WLZV
- Buckland, Virginia; United States;
- Broadcast area: Northern Virginia; Shenandoah Valley;
- Frequency: 94.3 MHz
- Branding: K-Love

Programming
- Language: English
- Format: Contemporary Christian
- Network: K-Love

Ownership
- Owner: Educational Media Foundation
- Sister stations: WLVW; WTCF; WAIW;

History
- First air date: November 2, 1978
- Former call signs: WQRA (1978–96); WINX-FM (1996–97); WTOP-FM (1997–98); WUPP (1998–99); WPLC (1999–2000); WPLC-FM (2000–01); WBPS-FM (2001–06); WWXX (2006–17);

Technical information
- Licensing authority: FCC
- Facility ID: 16819
- Class: A
- ERP: 2,000 watts
- HAAT: 175 meters (574 ft)
- Transmitter coordinates: 38°44′31.4″N 77°50′5.9″W﻿ / ﻿38.742056°N 77.834972°W

Links
- Public license information: Public file; LMS;
- Webcast: Listen live
- Website: klove.com

= WLZV =

K-Love radio station in Buckland, Virginia

WLZV (94.3 FM) – branded K-Love – is a non-commercial contemporary Christian radio station licensed to serve Buckland, Virginia. Owned and operated by the Educational Media Foundation, WLZV does not broadcast any local programming, functioning as the Northern Virginia network affiliate for K-Love; WLZV also services the southwestern portion of the Washington metropolitan area.

==History==
WQRA signed on November 2, 1978, as a local station serving Warrenton, Virginia, with middle-of-the-road music and local news coverage.

In 1996, the station was sold by Dettra Broadcasting to Bill Parris' Radio Broadcasting Communications, owner of WINX (1600 AM) in Rockville, Maryland. Parris flipped the station in September 1996 to WINX-FM, a simulcast of WINX's oldies music.

The station became WTOP-FM in September 1997; it was the first FM outlet of all-news WTOP, which at the time was on 1500 AM. In February 1998, Bonneville International, the owner of WTOP, bought it from Parris. Bonneville subsequently traded the station and cash to Syd Abel in exchange for his higher-powered 107.7 FM. The transaction was completed the next month, and Abel moved over his "rocking country" format, branded as WUPP "Up Country". One year later, on April 28, 1999, Abel flipped the station to WPLC "The Pulse", playing hot adult contemporary crossed with alternative rock hits.

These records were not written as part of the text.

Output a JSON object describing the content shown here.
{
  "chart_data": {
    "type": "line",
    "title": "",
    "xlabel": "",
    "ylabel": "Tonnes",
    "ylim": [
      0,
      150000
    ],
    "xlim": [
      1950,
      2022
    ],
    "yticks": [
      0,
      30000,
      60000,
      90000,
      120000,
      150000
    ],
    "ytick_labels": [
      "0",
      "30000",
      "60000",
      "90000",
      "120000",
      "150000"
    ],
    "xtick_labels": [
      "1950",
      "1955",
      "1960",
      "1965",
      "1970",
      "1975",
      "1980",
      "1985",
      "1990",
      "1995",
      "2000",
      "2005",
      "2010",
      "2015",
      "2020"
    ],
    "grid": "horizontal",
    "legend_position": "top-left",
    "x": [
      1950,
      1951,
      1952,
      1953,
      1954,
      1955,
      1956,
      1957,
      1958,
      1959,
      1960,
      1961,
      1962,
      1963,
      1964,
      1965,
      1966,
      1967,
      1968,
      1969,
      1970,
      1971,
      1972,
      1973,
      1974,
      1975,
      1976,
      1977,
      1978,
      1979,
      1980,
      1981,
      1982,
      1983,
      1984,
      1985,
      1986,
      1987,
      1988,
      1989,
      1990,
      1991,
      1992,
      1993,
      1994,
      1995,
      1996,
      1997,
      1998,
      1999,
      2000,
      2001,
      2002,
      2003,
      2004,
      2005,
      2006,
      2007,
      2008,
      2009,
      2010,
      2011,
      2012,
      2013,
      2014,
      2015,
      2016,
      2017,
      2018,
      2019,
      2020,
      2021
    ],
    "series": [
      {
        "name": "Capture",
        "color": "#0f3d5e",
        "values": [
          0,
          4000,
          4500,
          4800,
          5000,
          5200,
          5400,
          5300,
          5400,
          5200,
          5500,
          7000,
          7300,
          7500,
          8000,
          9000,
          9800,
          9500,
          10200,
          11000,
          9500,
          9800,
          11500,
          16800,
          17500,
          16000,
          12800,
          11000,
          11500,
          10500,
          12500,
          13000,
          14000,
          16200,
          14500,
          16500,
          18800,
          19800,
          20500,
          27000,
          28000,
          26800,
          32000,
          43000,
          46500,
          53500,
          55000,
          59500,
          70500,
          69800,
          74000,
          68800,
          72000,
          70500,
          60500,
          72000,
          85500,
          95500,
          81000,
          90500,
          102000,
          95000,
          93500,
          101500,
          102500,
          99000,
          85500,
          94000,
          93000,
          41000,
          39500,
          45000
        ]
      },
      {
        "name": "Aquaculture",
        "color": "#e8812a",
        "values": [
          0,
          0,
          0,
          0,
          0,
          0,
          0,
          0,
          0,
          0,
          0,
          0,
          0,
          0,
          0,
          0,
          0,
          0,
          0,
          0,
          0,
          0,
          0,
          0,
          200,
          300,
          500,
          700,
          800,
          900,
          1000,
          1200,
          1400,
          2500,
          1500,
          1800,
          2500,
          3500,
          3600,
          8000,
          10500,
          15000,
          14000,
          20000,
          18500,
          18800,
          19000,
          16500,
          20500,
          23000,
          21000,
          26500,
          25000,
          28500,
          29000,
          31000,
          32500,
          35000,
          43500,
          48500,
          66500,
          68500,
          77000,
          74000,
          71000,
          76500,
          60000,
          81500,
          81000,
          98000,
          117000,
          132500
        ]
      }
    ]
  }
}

Mega Communications purchased the station in 2000. Mega first broadcast a format of Spanish love songs, renaming the station WPLC-FM as they added a simulcast with 1050 AM in Washington, which became WPLC. The following year, Mega changed the callsign to WBPS-FM and joined it with WBZS-FM 92.7 in Prince Frederick, Maryland, in a Spanish adult contemporary simulcast branded as "La Nueva Mega". In 2005, the stations switched to Spanish oldies as "Mega Clasica".

Washington Redskins owner Daniel Snyder bought the two stations, as well as Mega's WKDL (730 AM) in Alexandria, Virginia, in 2006. The new three-station network ran a new simulcast as "Triple X ESPN Radio", creating an ESPN Radio-based sports talk competitor to WTEM (980 AM). WBPS-FM changed to WWXX to reflect the branding. In 2008, Snyder bought WTEM itself, and the network became simply "ESPN 980" with no other changes to the two FM stations.

Snyder began selling off his radio properties during 2017; Educational Media Foundation bought 94.3 FM and flipped it to WLZV with their national contemporary Christian music network, K-Love.